Felony is handcuffed by lack of depth


Frequent visitors of a popular film review site will know that some films are rated rotten tomatoes, and some films are rated fresh tomatoes. There’s a third type, however, that includes most other movies and often goes unwritten about: the tomato that has been left in the fridge a little too long and lost a bit of flavor.

From Matthew Saville comes just that sort of film: the thriller Felony, a gritty psychological investigation into honesty and loyalty that, instead of inciting an intense emotional response to an unquestionably dark story prefers to instill in viewers a collective urge to shrug their shoulders and sigh, “meh.”

In Australia, after celebrating a successful drug bust, police officer Malcolm Toohey (Joel Edgerton) drives drunk and hits a paperboy who is delivering the morning news from his bicycle. When veteran detective Carl Summer (Tom Wilkinson) arrives on the scene, it doesn’t take him long to figure things out and construct an alibi to save Toohey’s career. He arranges a cover up that, among other things, pins the accident on a fictional hit and run driver.

Things begin to unravel when his rookie partner Jim (Jai Courtney) begins to notice inconsistencies in Toohey’s story and the ensuing investigation. As tensions mount, the three men begin to question each other’s values of justice, guilt, innocence and ultimately, each other.

The film was screened as a special presentation at the 2013 Toronto International Film Festival and now gets a bigger bite at the apple with an international release this month. Unfortunately, Felony has bitten off more of the apple than it can chew, and feels a bit haphazard in its approach to an otherwise sharp premise.

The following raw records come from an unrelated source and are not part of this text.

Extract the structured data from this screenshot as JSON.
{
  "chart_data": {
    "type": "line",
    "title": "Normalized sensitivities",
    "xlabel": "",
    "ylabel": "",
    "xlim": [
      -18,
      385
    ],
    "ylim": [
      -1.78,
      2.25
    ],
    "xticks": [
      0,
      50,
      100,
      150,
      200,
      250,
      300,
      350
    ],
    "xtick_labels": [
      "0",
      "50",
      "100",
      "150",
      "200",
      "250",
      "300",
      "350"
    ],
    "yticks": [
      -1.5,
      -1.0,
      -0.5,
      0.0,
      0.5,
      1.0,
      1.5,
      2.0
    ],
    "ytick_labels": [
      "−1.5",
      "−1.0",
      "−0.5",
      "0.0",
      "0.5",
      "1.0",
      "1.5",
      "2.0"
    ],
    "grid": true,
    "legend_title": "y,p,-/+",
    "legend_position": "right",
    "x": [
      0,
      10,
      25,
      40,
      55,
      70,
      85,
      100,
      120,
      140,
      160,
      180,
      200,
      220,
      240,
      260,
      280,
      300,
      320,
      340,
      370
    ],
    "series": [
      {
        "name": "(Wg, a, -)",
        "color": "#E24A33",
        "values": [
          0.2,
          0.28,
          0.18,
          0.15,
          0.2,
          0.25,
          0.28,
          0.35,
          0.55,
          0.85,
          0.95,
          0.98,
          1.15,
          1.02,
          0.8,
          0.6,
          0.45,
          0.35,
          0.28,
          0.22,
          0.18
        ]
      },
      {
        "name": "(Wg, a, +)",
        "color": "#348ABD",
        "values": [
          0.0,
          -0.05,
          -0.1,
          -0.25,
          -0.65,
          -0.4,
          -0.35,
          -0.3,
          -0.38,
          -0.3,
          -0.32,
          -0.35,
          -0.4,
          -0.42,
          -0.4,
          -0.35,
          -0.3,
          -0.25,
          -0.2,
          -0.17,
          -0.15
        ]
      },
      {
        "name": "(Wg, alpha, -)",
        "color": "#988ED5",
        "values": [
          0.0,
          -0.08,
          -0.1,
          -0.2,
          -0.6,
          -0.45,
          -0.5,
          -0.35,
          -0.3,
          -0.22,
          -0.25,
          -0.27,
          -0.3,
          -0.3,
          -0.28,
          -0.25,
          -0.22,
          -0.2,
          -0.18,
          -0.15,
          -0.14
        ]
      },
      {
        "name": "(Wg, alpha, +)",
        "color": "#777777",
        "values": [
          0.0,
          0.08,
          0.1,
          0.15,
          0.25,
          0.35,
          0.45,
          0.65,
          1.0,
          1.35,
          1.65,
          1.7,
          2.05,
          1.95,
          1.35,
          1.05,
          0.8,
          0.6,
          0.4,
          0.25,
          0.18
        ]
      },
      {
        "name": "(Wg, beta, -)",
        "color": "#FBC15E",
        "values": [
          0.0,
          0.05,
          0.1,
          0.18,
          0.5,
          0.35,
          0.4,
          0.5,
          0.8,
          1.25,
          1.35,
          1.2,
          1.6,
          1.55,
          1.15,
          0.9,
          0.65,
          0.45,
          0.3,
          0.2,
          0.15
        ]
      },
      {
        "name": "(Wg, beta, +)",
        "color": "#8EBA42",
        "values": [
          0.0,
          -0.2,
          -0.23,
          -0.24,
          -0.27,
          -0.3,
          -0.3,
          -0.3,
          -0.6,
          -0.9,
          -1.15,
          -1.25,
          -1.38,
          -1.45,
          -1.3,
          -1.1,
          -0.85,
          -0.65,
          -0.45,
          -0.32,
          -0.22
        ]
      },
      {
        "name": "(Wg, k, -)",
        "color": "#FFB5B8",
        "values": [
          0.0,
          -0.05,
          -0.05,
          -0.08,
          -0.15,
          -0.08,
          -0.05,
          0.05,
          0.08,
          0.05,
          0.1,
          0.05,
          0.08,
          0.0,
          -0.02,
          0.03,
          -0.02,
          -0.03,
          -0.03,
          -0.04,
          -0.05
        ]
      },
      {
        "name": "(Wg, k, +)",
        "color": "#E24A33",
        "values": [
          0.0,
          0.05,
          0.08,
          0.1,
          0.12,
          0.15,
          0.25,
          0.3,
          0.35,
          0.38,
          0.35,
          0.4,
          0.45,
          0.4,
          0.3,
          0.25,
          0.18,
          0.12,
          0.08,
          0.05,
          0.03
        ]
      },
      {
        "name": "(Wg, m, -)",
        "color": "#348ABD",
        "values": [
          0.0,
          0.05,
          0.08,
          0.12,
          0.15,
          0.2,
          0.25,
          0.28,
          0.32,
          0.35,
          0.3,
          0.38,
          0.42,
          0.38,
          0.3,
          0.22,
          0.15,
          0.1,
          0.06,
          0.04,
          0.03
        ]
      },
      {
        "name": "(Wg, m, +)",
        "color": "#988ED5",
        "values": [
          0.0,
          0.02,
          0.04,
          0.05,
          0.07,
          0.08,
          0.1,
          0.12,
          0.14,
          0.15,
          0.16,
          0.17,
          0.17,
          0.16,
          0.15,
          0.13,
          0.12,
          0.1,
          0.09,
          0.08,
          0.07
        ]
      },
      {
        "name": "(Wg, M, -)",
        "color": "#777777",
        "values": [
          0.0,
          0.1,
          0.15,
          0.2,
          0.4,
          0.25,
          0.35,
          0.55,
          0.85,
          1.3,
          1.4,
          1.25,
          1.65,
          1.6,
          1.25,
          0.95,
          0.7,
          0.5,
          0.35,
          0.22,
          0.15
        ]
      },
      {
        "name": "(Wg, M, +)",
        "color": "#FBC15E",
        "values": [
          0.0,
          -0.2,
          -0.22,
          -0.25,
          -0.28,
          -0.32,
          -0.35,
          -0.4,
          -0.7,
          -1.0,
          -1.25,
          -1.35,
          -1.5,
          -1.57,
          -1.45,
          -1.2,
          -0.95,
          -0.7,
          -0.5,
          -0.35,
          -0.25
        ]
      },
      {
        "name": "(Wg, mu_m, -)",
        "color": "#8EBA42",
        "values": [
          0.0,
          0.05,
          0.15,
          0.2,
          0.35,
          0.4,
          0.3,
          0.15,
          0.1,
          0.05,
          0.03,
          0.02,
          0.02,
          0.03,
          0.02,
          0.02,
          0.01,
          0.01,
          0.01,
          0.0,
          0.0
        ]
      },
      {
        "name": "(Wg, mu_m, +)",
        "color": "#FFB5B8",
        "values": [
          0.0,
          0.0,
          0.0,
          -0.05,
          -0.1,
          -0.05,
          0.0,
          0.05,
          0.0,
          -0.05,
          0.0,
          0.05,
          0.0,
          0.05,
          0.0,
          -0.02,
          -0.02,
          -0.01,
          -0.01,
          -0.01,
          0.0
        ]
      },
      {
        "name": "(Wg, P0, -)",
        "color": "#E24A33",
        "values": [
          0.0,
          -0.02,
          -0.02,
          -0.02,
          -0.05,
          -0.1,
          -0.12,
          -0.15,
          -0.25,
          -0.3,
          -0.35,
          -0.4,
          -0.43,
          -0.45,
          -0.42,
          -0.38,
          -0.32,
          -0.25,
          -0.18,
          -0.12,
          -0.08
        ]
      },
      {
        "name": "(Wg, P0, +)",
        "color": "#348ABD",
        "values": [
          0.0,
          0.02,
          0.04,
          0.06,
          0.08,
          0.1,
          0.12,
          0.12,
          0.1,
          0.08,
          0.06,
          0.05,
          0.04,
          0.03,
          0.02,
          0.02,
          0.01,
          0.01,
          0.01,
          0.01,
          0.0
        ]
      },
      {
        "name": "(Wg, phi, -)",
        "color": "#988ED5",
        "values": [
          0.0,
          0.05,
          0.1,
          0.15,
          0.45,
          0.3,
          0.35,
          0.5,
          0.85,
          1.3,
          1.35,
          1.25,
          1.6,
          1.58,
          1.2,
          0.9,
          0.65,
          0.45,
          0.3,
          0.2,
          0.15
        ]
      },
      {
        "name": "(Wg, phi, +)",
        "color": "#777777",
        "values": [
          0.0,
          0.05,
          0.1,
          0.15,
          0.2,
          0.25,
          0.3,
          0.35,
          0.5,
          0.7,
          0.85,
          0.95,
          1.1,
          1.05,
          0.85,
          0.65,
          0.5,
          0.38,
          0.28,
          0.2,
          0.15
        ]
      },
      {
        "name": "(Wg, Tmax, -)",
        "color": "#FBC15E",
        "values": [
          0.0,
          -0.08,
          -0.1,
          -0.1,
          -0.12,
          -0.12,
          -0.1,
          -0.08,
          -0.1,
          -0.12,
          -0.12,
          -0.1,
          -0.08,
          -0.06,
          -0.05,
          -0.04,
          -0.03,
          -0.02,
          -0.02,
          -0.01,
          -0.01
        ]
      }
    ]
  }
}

For example, Felony is rather schizophrenic in its takeaway: as the story unfolds, it is unclear just what Felony wants us to think, and just when we’re sure we’ve zeroed in on the big reveal, the clutch thuds and the gears shift. In a suspenseful thriller such as this, the one thing we aren’t supposed to be guessing is the movie’s message, and yet the distracted nature of the flick quickly switches from a criticism of police loyalty to truth telling, and yes, even to the inappropriateness of a cop making sexual advances towards a mother whose boy lies dying a boy in a coma (for shame!)

Correspondingly, Felony also feels a bit scatterbrained in its story line: while its use of several subplots to build a more convincing background for the main drag is an admirable attempt, what it really ends up doing is tying a Gregorian knot of sorts full of loose ends and lacking backstories.

Case in point is Malcolm, who viewers will surely be disappointed in given his immense potential to carry the movie’s emotional load. Hilariously, we are never really sure who Malcolm is, what he wants in life, what drives him, and what’s going on in his brain. Put simply, Joel Edgerton fails to sell Malcolm’s pain to the audience, and ends up instead portraying himself as a big whiner. While Summer and Courtney produce characters with very compelling and clear personalities, Toohey produces characters in Malcolm that we desperately want to feel bad for, but for some reason just can’t This is emblematic of a broader anchor that keeps the film’s ship docked safely in mediocre harbor. Across the board, the film is held back by the lack of a convincing backstory for any of the characters: they are clearly defined in the moment, but their motivations and personal experiences are totally unexplored.  Edgerton’s performance is a notable exception: the veteran actor creates a gritty picture of a battle hardened detective willing to do anything at any cost, and it’s effective.

Here’s the sparknotes version: watching Felony is like watching the producers try several times to pin the tail on the donkey, but only after being spun around a few extra times and told the donkey is several feet to the left of its actual location.

One question the film creatively asks listeners to sort out is, who’s the protagonist? If nothing else, the film correctly and bluntly brings human nature back to earth by smartly reminding audiences that even the goody-two-shoes of this world are not without serious problems. In this way, the movie deserves praise for not falling into the trap of some films to create a hero who can seemingly do no wrong. There is no such character in Felony, and the film’s honesty is oddly refreshing.

Nevertheless, Felony is like gourmet prison food served to real-life felons: it’s certainly full of surprises, but doesn’t have anything special. A little more emphasis on character depth and slightly more humanized characters would have done it well—but as it stands, potential viewers would do better to spend their time in the rec yard elsewhere.